Do you think I wasn't afraid of commenting?

So, no, I don't think it's good that people in general be afraid of voicing an opinion, but if the choice is between people who have more privilege and advantage in society (though no evil of their own, just the way society is biased in their favour) be afraid of using possibly problematic words or of disagreeing in certain blogs/communities, or the members of minorities who are all too often made to keep silent by the systematic discriminative inertia of society be afraid of voicing their anger and suffering when some expressions are used; I know which one I'd pick.

[identity profile] shiinabambi.livejournal.com 2010-01-06 07:33 pm (UTC)(link)
That is very unfortunate. I wouldn't defriend someone over something like that! I'm more "to each their own,"; you pick your words, I pick mine, free discourse is great and minds may or may not be changed by it.

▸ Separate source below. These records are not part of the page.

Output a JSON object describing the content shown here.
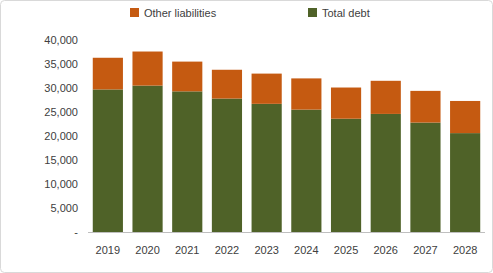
{
  "chart_data": {
    "type": "bar",
    "stacked": true,
    "grid": false,
    "legend": "top",
    "categories": [
      "2019",
      "2020",
      "2021",
      "2022",
      "2023",
      "2024",
      "2025",
      "2026",
      "2027",
      "2028"
    ],
    "series": [
      {
        "name": "Total debt",
        "color": "#4f6228",
        "values": [
          29700,
          30500,
          29300,
          27800,
          26700,
          25500,
          23600,
          24600,
          22800,
          20600
        ]
      },
      {
        "name": "Other liabilities",
        "color": "#c55a11",
        "values": [
          6600,
          7100,
          6200,
          6000,
          6300,
          6500,
          6500,
          6900,
          6600,
          6700
        ]
      }
    ],
    "ylim": [
      0,
      40000
    ],
    "yticks": [
      {
        "value": 0,
        "label": "-"
      },
      {
        "value": 5000,
        "label": "5,000"
      },
      {
        "value": 10000,
        "label": "10,000"
      },
      {
        "value": 15000,
        "label": "15,000"
      },
      {
        "value": 20000,
        "label": "20,000"
      },
      {
        "value": 25000,
        "label": "25,000"
      },
      {
        "value": 30000,
        "label": "30,000"
      },
      {
        "value": 35000,
        "label": "35,000"
      },
      {
        "value": 40000,
        "label": "40,000"
      }
    ]
  }
}
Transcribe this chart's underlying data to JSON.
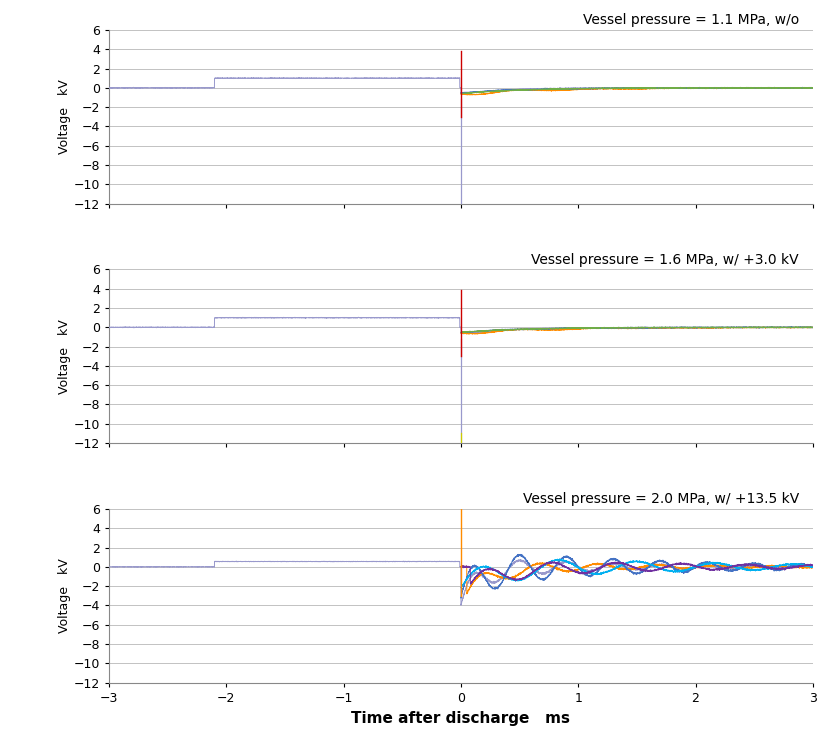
{
  "titles": [
    "Vessel pressure = 1.1 MPa, w/o",
    "Vessel pressure = 1.6 MPa, w/ +3.0 kV",
    "Vessel pressure = 2.0 MPa, w/ +13.5 kV"
  ],
  "xlabel": "Time after discharge   ms",
  "ylabel": "Voltage   kV",
  "xlim": [
    -3,
    3
  ],
  "ylim": [
    -12,
    6
  ],
  "yticks": [
    6,
    4,
    2,
    0,
    -2,
    -4,
    -6,
    -8,
    -10,
    -12
  ],
  "xticks": [
    -3,
    -2,
    -1,
    0,
    1,
    2,
    3
  ],
  "colors": {
    "purple_light": "#9999CC",
    "orange": "#FF8C00",
    "blue": "#4472C4",
    "red": "#CC0000",
    "green": "#70AD47",
    "light_blue": "#00B0F0",
    "dark_blue": "#203864",
    "purple_dark": "#7030A0"
  },
  "background_color": "#FFFFFF",
  "grid_color": "#AAAAAA"
}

In other words, people are free to complain! And I'm not going to hurl slurs at them, but I might shrug. IDK, if they can make a case for why that word made them afraid and unwelcome, I might be convinced! There are some words I don't use, after all. (Mostly racial epithets, I have yet to find any reason to want to use them.)

I don't think "ignored" is as bad as the other things on that list. You have the right to voice your opinion. You don't have the right to have everyone agree with you. And that's what makes debates interesting! :)

So yeah, I'm privileged. I don't deny that. But there are so many ways it's possible to be "privileged," I am in some and not in others. I hate how people assume that just because I have some privileges, I must have all of them. I try not to get into this stuff because it's personal, and it cheapens it to bring it into every internet debate, but yeah, my life kinda sucked too.

I do make an attempt to not be a dick, but I have yet to be convinced that slang is this huge oppressive force. Maybe that's my error. But, it's the conclusion that seemed most natural to me. I'm doing the best I can, but it's in my nature to need to understand a thing before I adopt it into my philosophy--I have trouble just taking someone's word for it.

Back to the original topic, I think "canon nazi" makes linguistic sense, because the Nazis were strict and oppressive. But canon nazis don't put people in ovens, and I find it hard to imagine anyone would seriously confuse the two. I realize it's a lighthearted application of a serious concept, but that's inevitable--the more you tell people to be serious and not laugh, the more irresistible it becomes. It's human nature that in any unfunny event, someone will push that envelope. (I've seen Holocaust/Hitler jokes, 9/11 jokes, recently dead celebrity jokes, dead baby jokes, etc.) I don't think commanding humanity as a whole to be somber is going to work. The word "nazi" is getting reabsorbed into the language (I've seen other uses, like "Christmas nazi") and I think of it kind of like language compost, breaking it down and taking nutrients from it.